Safety is also declared as one of the conditions of medical definition and prescription of a contraceptive, and it is also the basis of medicine: the first principle of Hippocrates invites to first do no harm. What a lesson in humility! 

« Feeling concerned about contraception as a couple and sharing responsibility for it » 

We mentioned above the continuity of the assignment of women to the management of reproduction, despite the turn that the vision of sexuality took 50 years ago, namely the official, socially accepted separation between procreation and sexuality. The context is not very favorable to men’s involvement: few male contraceptive methods are available, there is little motivation and a lot of resistance in research, little information, little awareness-raising… as a result, men’s initiatives are marginal. As if only women were fertile! 

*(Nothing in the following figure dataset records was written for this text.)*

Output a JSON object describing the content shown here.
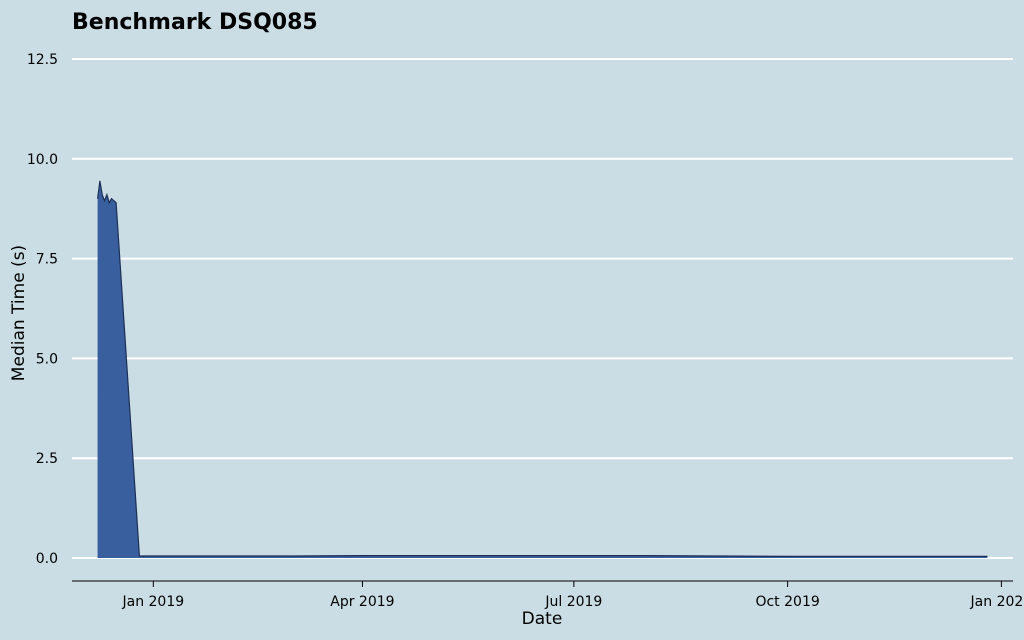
{
  "chart_data": {
    "type": "area",
    "title": "Benchmark DSQ085",
    "xlabel": "Date",
    "ylabel": "Median Time (s)",
    "ylim": [
      0,
      12.5
    ],
    "xlim": [
      "2018-11-27",
      "2020-01-06"
    ],
    "y_ticks": [
      0,
      2.5,
      5,
      7.5,
      10,
      12.5
    ],
    "y_tick_labels": [
      "0.0",
      "2.5",
      "5.0",
      "7.5",
      "10.0",
      "12.5"
    ],
    "x_ticks": [
      "2019-01-01",
      "2019-04-01",
      "2019-07-01",
      "2019-10-01",
      "2020-01-01"
    ],
    "x_tick_labels": [
      "Jan 2019",
      "Apr 2019",
      "Jul 2019",
      "Oct 2019",
      "Jan 2020"
    ],
    "grid": "horizontal",
    "colors": {
      "fill": "#3a5f9e",
      "line": "#1c2f55",
      "grid": "#ffffff",
      "background": "#cadde5"
    },
    "series": [
      {
        "name": "Median Time (s)",
        "x": [
          "2018-12-08",
          "2018-12-09",
          "2018-12-10",
          "2018-12-11",
          "2018-12-12",
          "2018-12-13",
          "2018-12-14",
          "2018-12-15",
          "2018-12-16",
          "2018-12-26",
          "2019-01-15",
          "2019-03-01",
          "2019-04-01",
          "2019-06-01",
          "2019-07-01",
          "2019-08-01",
          "2019-09-01",
          "2019-10-01",
          "2019-11-01",
          "2019-12-01",
          "2019-12-26"
        ],
        "values": [
          9.0,
          9.45,
          9.1,
          8.95,
          9.1,
          8.9,
          9.0,
          8.95,
          8.9,
          0.05,
          0.05,
          0.05,
          0.06,
          0.06,
          0.06,
          0.06,
          0.05,
          0.04,
          0.04,
          0.04,
          0.04
        ]
      }
    ]
  }
}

« Receive concrete and complete information regarding the different possible contraceptive methods, talk about sexual education openly » 

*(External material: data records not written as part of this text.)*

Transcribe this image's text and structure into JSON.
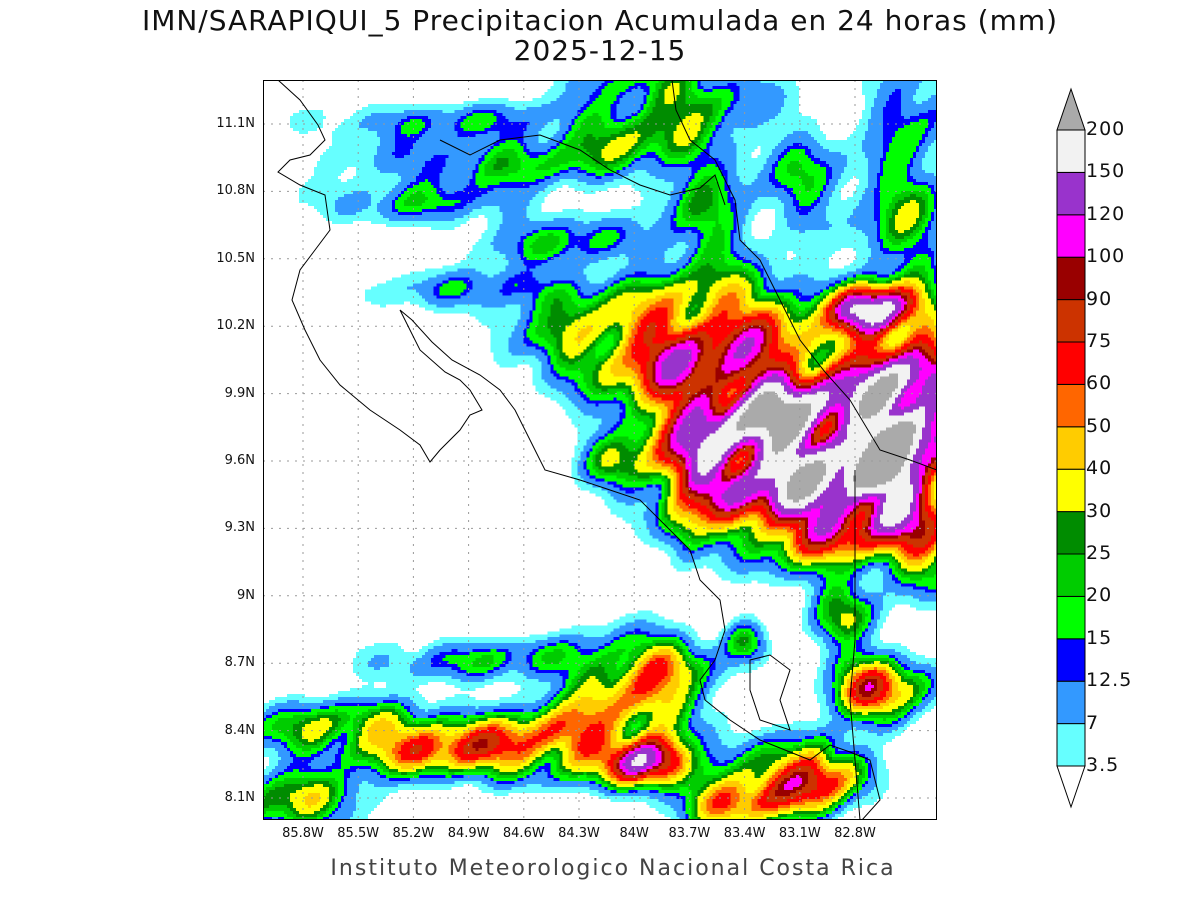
{
  "title": {
    "line1": "IMN/SARAPIQUI_5 Precipitacion Acumulada en 24 horas (mm)",
    "line2": "2025-12-15"
  },
  "map": {
    "lat_labels": [
      "11.1N",
      "10.8N",
      "10.5N",
      "10.2N",
      "9.9N",
      "9.6N",
      "9.3N",
      "9N",
      "8.7N",
      "8.4N",
      "8.1N"
    ],
    "lon_labels": [
      "85.8W",
      "85.5W",
      "85.2W",
      "84.9W",
      "84.6W",
      "84.3W",
      "84W",
      "83.7W",
      "83.4W",
      "83.1W",
      "82.8W"
    ],
    "grid": "dotted"
  },
  "colorbar": {
    "levels": [
      "3.5",
      "7",
      "12.5",
      "15",
      "20",
      "25",
      "30",
      "40",
      "50",
      "60",
      "75",
      "90",
      "100",
      "120",
      "150",
      "200"
    ],
    "colors": [
      "#66ffff",
      "#3399ff",
      "#0000ff",
      "#00ff00",
      "#00cc00",
      "#008c00",
      "#ffff00",
      "#ffcc00",
      "#ff6600",
      "#ff0000",
      "#cc3300",
      "#990000",
      "#ff00ff",
      "#9933cc",
      "#f2f2f2"
    ],
    "over_color": "#aaaaaa",
    "under_color": "#ffffff"
  },
  "footer": "Instituto Meteorologico Nacional Costa Rica"
}
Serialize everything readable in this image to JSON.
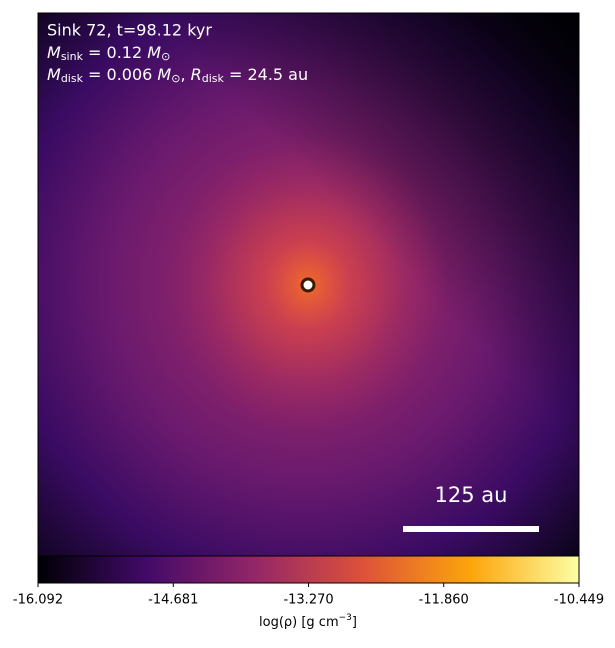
{
  "chart_data": {
    "type": "image",
    "annotations": {
      "title": "Sink 72, t=98.12 kyr",
      "sink_mass": {
        "symbol": "M",
        "subscript": "sink",
        "text": " = 0.12 ",
        "unit": "M",
        "unit_subscript": "⊙"
      },
      "disk": {
        "symbol": "M",
        "subscript": "disk",
        "text": " = 0.006 ",
        "unit": "M",
        "unit_subscript": "⊙",
        "sep": ", ",
        "symbol2": "R",
        "subscript2": "disk",
        "text2": " = 24.5 au"
      }
    },
    "scale_bar_label": "125 au",
    "colorbar": {
      "clim": [
        -16.092,
        -10.449
      ],
      "ticks": [
        -16.092,
        -14.681,
        {
          "value": -13.27,
          "label": "-13.270"
        },
        {
          "value": -11.86,
          "label": "-11.860"
        },
        -10.449
      ],
      "label": {
        "text": "log(ρ) [g cm",
        "superscript": "−3",
        "end": "]"
      },
      "colormap": "inferno"
    }
  }
}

We have already discussed the issue of information above. We note that information is conditioned by the dominant discourses of society, which are relayed by the media, the Internet, the medical profession, friends and family. What speeches? Those forged by our cultural conception of what should be the woman, the couple, the family, the maternity, the health, without forgetting the economic interests of a particularly lucrative market since the public is easily retained as long as the alternatives are not widely diffused. If there is no information widely disseminated and supported by the public authorities on the sympto-thermal method, for example, it is because it does not correspond to the current model which combines performance, efficiency, flexibility, self-control, speed, even acceleration. It is not profitable at any level: observing oneself costs nothing, except time. And empowerment and self-empowerment do not mix well with the market economy. The method had to be the subject of scientific research that proved its effectiveness, a method model that was padlocked to be secure and in the Cartesian image of our globalizing Western world. It was necessary that some citizens start to question so loudly that we hear them, surfing on the essentialist wave that resurfaces in reaction to the dominant way of life, or swimming against the tide towards the most possible autonomy. And now doctors are starting to take a renewed interest in so-called natural methods(5) !

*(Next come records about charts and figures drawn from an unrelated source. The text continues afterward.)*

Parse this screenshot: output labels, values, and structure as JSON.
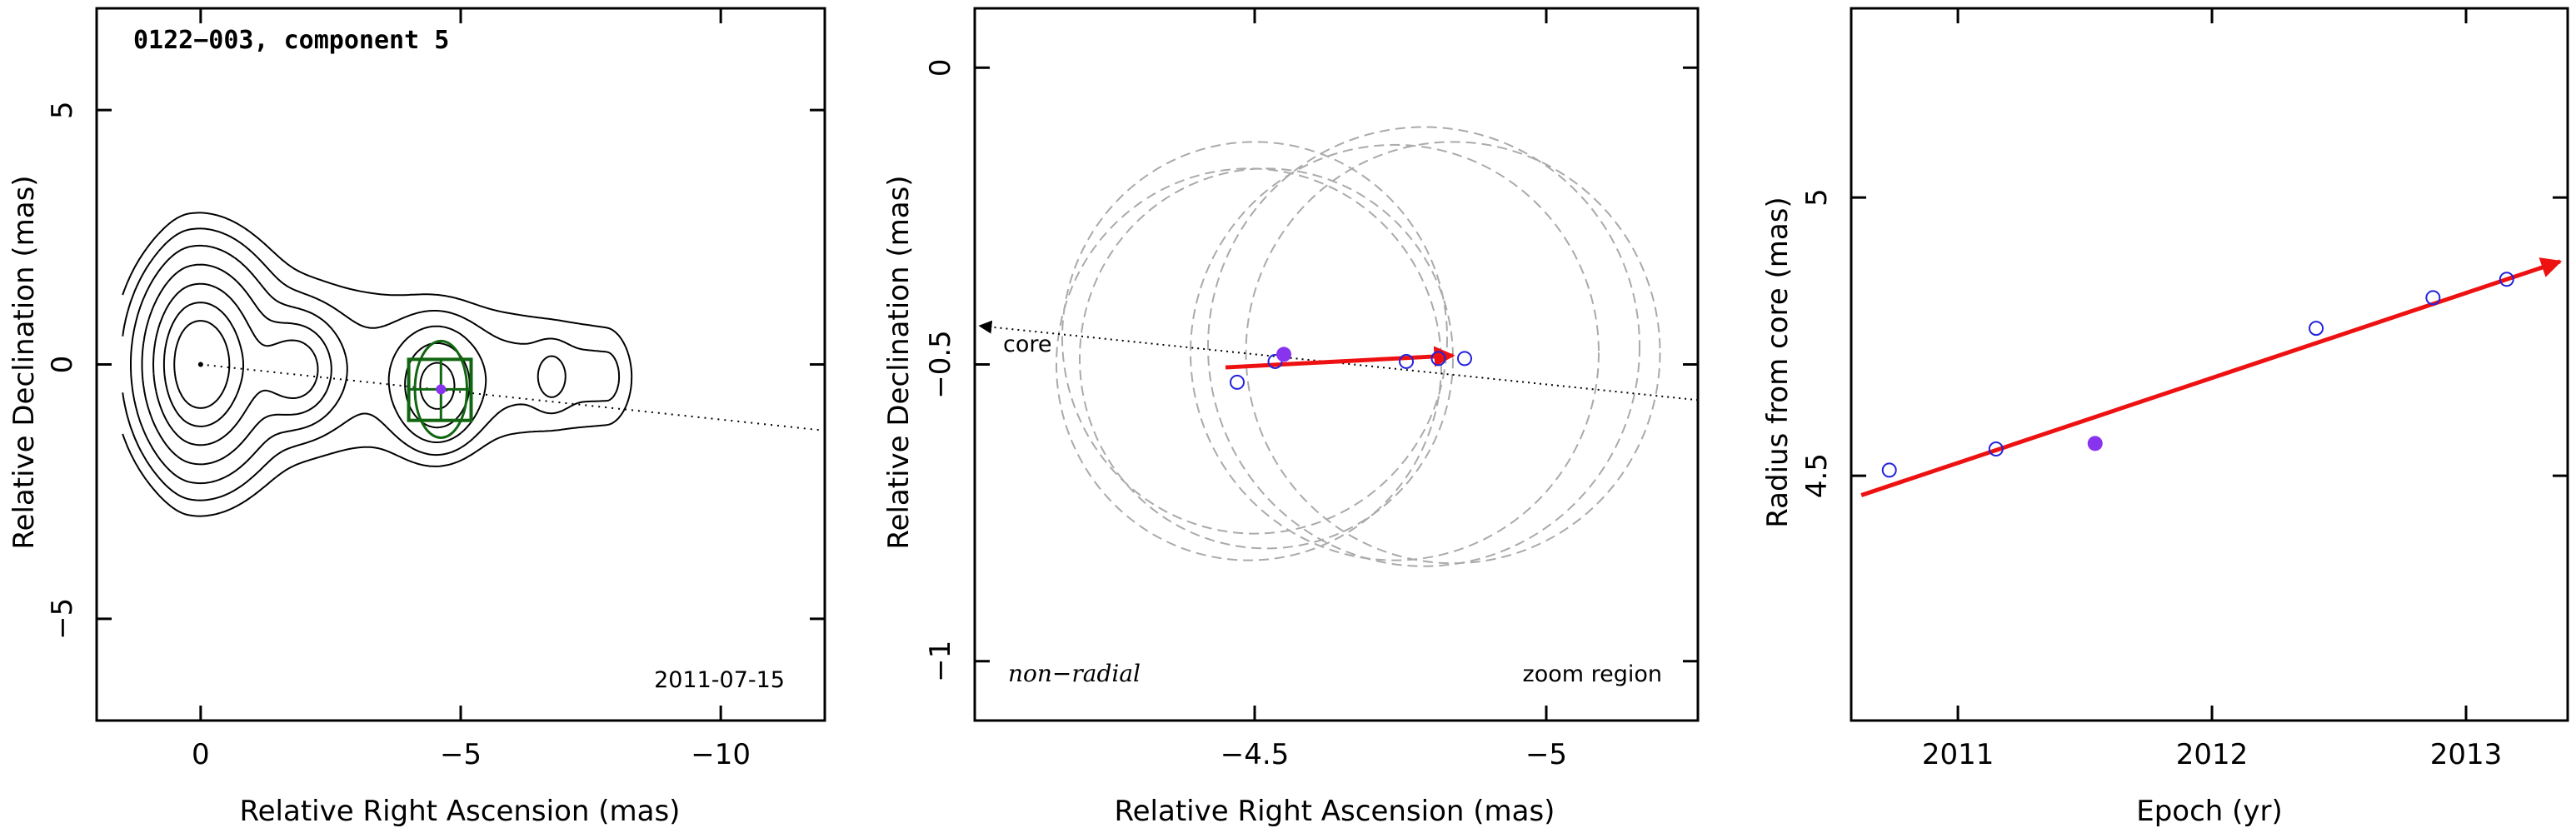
{
  "chart_data": [
    {
      "type": "contour",
      "title": "0122−003, component 5",
      "xlabel": "Relative Right Ascension (mas)",
      "ylabel": "Relative Declination (mas)",
      "xlim": [
        2,
        -12
      ],
      "ylim": [
        -7,
        7
      ],
      "xticks": [
        0,
        -5,
        -10
      ],
      "xtick_labels": [
        "0",
        "−5",
        "−10"
      ],
      "yticks": [
        5,
        0,
        -5
      ],
      "ytick_labels": [
        "5",
        "0",
        "−5"
      ],
      "date_label": "2011-07-15",
      "core_position": [
        0,
        0
      ],
      "component_position": [
        -4.62,
        -0.49
      ],
      "zoom_box": {
        "x": [
          -4.0,
          -5.2
        ],
        "y": [
          -1.1,
          0.1
        ]
      },
      "component_ellipse": {
        "x": -4.62,
        "y": -0.49,
        "rx": 0.5,
        "ry": 0.95
      },
      "direction_line": {
        "from": [
          0,
          0
        ],
        "to": [
          -12,
          -1.3
        ]
      },
      "contour_sources": [
        {
          "x": 0,
          "y": 0,
          "w": 0.7,
          "h": 1.15
        },
        {
          "x": -1.85,
          "y": -0.1,
          "w": 0.45,
          "h": 0.6
        },
        {
          "x": -4.55,
          "y": -0.45,
          "w": 0.45,
          "h": 0.65
        },
        {
          "x": -6.75,
          "y": -0.25,
          "w": 0.2,
          "h": 0.35
        }
      ]
    },
    {
      "type": "scatter",
      "xlabel": "Relative Right Ascension (mas)",
      "ylabel": "Relative Declination (mas)",
      "xlim": [
        -4.02,
        -5.26
      ],
      "ylim": [
        -1.1,
        0.1
      ],
      "xticks": [
        -4.5,
        -5
      ],
      "xtick_labels": [
        "−4.5",
        "−5"
      ],
      "yticks": [
        0,
        -0.5,
        -1
      ],
      "ytick_labels": [
        "0",
        "−0.5",
        "−1"
      ],
      "annotations": {
        "mode": "non−radial",
        "region": "zoom region",
        "core": "core"
      },
      "points": [
        {
          "x": -4.535,
          "y": -0.495,
          "filled": false
        },
        {
          "x": -4.47,
          "y": -0.53,
          "filled": false
        },
        {
          "x": -4.76,
          "y": -0.495,
          "filled": false
        },
        {
          "x": -4.815,
          "y": -0.49,
          "filled": false
        },
        {
          "x": -4.86,
          "y": -0.49,
          "filled": false
        }
      ],
      "highlight_point": {
        "x": -4.55,
        "y": -0.483,
        "filled": true
      },
      "motion_vector": {
        "from": [
          -4.45,
          -0.505
        ],
        "to": [
          -4.84,
          -0.485
        ]
      },
      "direction_line": {
        "from": [
          -4.02,
          -0.435
        ],
        "to": [
          -5.26,
          -0.56
        ]
      },
      "error_circles": [
        {
          "x": -4.5,
          "y": -0.455,
          "r": 0.33
        },
        {
          "x": -4.52,
          "y": -0.49,
          "r": 0.32
        },
        {
          "x": -4.49,
          "y": -0.5,
          "r": 0.33
        },
        {
          "x": -4.74,
          "y": -0.48,
          "r": 0.35
        },
        {
          "x": -4.79,
          "y": -0.47,
          "r": 0.37
        },
        {
          "x": -4.84,
          "y": -0.48,
          "r": 0.355
        }
      ]
    },
    {
      "type": "scatter",
      "xlabel": "Epoch (yr)",
      "ylabel": "Radius from core (mas)",
      "xlim": [
        2010.58,
        2013.4
      ],
      "ylim": [
        4.06,
        5.34
      ],
      "xticks": [
        2011,
        2012,
        2013
      ],
      "xtick_labels": [
        "2011",
        "2012",
        "2013"
      ],
      "yticks": [
        5,
        4.5
      ],
      "ytick_labels": [
        "5",
        "4.5"
      ],
      "points": [
        {
          "x": 2010.73,
          "y": 4.51,
          "filled": false
        },
        {
          "x": 2011.15,
          "y": 4.548,
          "filled": false
        },
        {
          "x": 2012.41,
          "y": 4.765,
          "filled": false
        },
        {
          "x": 2012.87,
          "y": 4.82,
          "filled": false
        },
        {
          "x": 2013.16,
          "y": 4.853,
          "filled": false
        }
      ],
      "highlight_point": {
        "x": 2011.54,
        "y": 4.558,
        "filled": true
      },
      "fit_line": {
        "from": [
          2010.62,
          4.465
        ],
        "to": [
          2013.37,
          4.885
        ]
      }
    }
  ],
  "colors": {
    "frame": "#000000",
    "points": "#2222dd",
    "highlight": "#8833ee",
    "vector": "#ee1111",
    "box": "#116611",
    "circles": "#aaaaaa"
  }
}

Thus, women’s life cycles are channeled, marked out to meet the norm, or to be as close to it as possible, and to fit into the categories forged by society: puberty, young active woman, young mother, mother of a family, mature woman. Each one has its own contraception, just like on the glossy paper of the pharmaceutical companies’ advertisements. What if it’s not that easy to pigeonhole us? 

Lara Lalman

Animator and project manager at CEFA asbl 

Notes et références
  1. Loi Lallemand-Michielsen du 3 avril 1990.
  2. Michel Bozon, Sociologie de la sexualité, Armand Colin, 2009.
  3. Valérie Haudiquet, Maya Surduts, Nora Tenenbaum, Une conquête inachevée: le droit des femmes à disposer de leur corps, Ed. Syllepse, 2008.
  4. L’éducation à la vie affective et sexuelle dans le sens d’un espace de parole libre, de débat, de sensibilisation et d’information est principalement dispensée par les centres de planning familial au sein de la Fédération Wallonie Bruxelles, en collaboration avec les écoles qui le souhaitent. Cfr chapitre sur les acteurs de transmission in Lara Lalman, Contraceptions: quels choix pour les femmes aujourd’hui?, CEFA, 2010.
  5. Un recyclage pour médecins a été initié pour la première fois sur ce thème par la Fédération Laïque des Centres de Planning Familial le 20 avril 2013.